Mitral valve repair is technically more difficult than replacement, and operative success is dependent on the skill of the cardiovascular surgeon. Repair involves a lengthier and more complex surgery and requires the dedication of a committed and extremely proficient surgical team. At a comprehensive heart center like Yale-New Haven, this procedure is performed with a high degree of success and low operative risk.

When Yale-New Haven began performing mitral valve repair in 1984, it became the first center in Connecticut and one of a few in the country to introduce this cutting-edge procedure. The repair — which may involve the removal or reconstruction of valve leaflets, or implantation of an annuloplasty ring to reinforce the frame of the valve — is the preferred choice in many cases because the patient's own tissue is preserved during the procedure. The only artificial materials present in some cases are the annuloplasty ring and possible artifical Gore-tex Chordae that is used in the repair, which become covered by the patient's own tissue. In about three to six months, there is no prosthetic material exposed to the blood.

In 1995, Yale-New Haven surgeons introduced the minimally invasive small-incision technique for mitral valve repair with excellent results and a zero percent mortality. Using a different incision through the lower breast bone, the whole operation is conducted through a 2- to 3-inch incision using a window through the lower sternum of the structure of the thoracic chest. This minimally invasive procedure does not disrupt the ribs or upper sternum and offers patients a more discreet scar versus the traditional incision of the midline. Post-operative discomfort is reduced and patients can drive a week after discharge, instead of the usual 2-3 weeks.

Mitral valve repair is the best option for all patients with a leaking (regurgitate) mitral valve, also known as Barlow's or floppy valve syndrome. Although valve replacement is sometimes considered in lieu of repair, mitral valve repair provides better long-term survival, better preservation of heart function, lower risk of complications, and usually avoids the need for long-term use of blood thinners. Despite the benefits of repair over replacement, only about 55 percent of mitral valves nationwide are repaired. At Yale-New Haven Hospital, our surgical team has the skill and experience to carefully consider all options and implement the most appropriate treatment to our patients.

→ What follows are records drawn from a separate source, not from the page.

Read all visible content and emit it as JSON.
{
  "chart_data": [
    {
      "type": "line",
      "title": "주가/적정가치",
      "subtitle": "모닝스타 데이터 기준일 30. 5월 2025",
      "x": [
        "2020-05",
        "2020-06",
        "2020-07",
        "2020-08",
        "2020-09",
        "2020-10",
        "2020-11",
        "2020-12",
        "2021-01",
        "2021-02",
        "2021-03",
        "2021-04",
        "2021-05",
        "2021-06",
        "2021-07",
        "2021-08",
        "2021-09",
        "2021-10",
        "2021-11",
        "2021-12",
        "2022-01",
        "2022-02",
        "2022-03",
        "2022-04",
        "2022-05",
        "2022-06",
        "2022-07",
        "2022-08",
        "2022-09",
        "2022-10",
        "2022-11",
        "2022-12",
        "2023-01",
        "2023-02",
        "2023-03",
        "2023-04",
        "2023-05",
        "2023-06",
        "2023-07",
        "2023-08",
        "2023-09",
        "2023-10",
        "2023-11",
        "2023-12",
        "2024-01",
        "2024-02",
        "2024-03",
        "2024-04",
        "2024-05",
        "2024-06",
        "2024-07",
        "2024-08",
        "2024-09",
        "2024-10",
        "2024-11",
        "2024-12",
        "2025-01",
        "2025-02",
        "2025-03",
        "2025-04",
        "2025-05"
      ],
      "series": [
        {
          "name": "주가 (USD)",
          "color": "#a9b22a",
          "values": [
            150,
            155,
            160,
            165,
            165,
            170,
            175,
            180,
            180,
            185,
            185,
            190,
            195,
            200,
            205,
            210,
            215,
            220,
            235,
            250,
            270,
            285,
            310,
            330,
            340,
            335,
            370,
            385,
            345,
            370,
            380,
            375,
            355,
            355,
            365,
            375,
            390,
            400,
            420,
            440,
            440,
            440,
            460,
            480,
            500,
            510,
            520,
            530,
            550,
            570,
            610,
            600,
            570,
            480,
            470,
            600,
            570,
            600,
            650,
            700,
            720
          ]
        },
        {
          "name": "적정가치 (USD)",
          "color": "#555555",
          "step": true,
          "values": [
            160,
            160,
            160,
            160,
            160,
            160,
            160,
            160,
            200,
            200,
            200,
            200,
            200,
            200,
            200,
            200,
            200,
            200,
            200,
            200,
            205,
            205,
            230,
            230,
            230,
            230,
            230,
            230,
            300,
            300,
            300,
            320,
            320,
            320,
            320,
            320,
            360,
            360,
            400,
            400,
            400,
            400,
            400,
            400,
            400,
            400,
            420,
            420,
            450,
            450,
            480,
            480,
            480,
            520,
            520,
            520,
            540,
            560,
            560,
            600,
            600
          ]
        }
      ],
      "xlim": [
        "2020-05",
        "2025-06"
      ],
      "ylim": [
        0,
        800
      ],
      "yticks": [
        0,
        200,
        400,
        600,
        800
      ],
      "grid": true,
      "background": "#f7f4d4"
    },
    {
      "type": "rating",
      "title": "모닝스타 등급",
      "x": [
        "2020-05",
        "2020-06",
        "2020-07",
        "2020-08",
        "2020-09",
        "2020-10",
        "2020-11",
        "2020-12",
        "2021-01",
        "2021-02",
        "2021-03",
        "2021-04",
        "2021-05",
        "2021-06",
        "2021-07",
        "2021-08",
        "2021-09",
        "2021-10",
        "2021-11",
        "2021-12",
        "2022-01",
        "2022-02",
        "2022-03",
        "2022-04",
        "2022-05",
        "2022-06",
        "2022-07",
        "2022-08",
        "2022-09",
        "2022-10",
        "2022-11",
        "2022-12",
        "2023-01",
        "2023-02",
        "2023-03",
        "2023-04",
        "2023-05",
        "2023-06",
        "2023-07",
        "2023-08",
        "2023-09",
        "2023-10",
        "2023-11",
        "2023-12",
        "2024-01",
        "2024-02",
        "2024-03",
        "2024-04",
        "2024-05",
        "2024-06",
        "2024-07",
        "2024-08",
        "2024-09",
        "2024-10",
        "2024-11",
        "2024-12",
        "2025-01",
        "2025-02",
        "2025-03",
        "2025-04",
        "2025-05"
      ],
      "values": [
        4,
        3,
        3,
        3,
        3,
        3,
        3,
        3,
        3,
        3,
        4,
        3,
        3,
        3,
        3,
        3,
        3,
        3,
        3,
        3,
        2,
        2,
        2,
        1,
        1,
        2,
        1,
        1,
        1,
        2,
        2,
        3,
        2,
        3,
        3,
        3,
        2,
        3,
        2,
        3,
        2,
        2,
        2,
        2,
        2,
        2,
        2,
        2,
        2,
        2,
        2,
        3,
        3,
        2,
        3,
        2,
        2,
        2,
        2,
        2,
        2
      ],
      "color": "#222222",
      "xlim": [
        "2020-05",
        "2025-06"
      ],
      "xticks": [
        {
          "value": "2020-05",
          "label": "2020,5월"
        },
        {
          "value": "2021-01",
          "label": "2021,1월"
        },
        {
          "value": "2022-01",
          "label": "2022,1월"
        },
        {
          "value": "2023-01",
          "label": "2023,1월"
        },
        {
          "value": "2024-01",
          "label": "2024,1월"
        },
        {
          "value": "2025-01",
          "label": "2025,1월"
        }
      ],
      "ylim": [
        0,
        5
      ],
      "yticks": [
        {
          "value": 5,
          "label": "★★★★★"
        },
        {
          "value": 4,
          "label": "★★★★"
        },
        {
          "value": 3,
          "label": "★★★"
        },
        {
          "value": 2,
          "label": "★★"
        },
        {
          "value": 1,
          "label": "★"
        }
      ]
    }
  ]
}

We applaud this study, the first of its kind that shows the esthetic benefits of a mini incision for mitral valve repair. Without compromising on the distinctive advantages of the operation, of course, longer evaluation is necessary to ascertain that those repairs are as durable as those made with the standard incision.

Dr. Hashim is the Director of the Mitral Valve Repair Center at Yale-New Haven Hospital and associate professor of cardiothoracic surgery at Yale School of Medicine.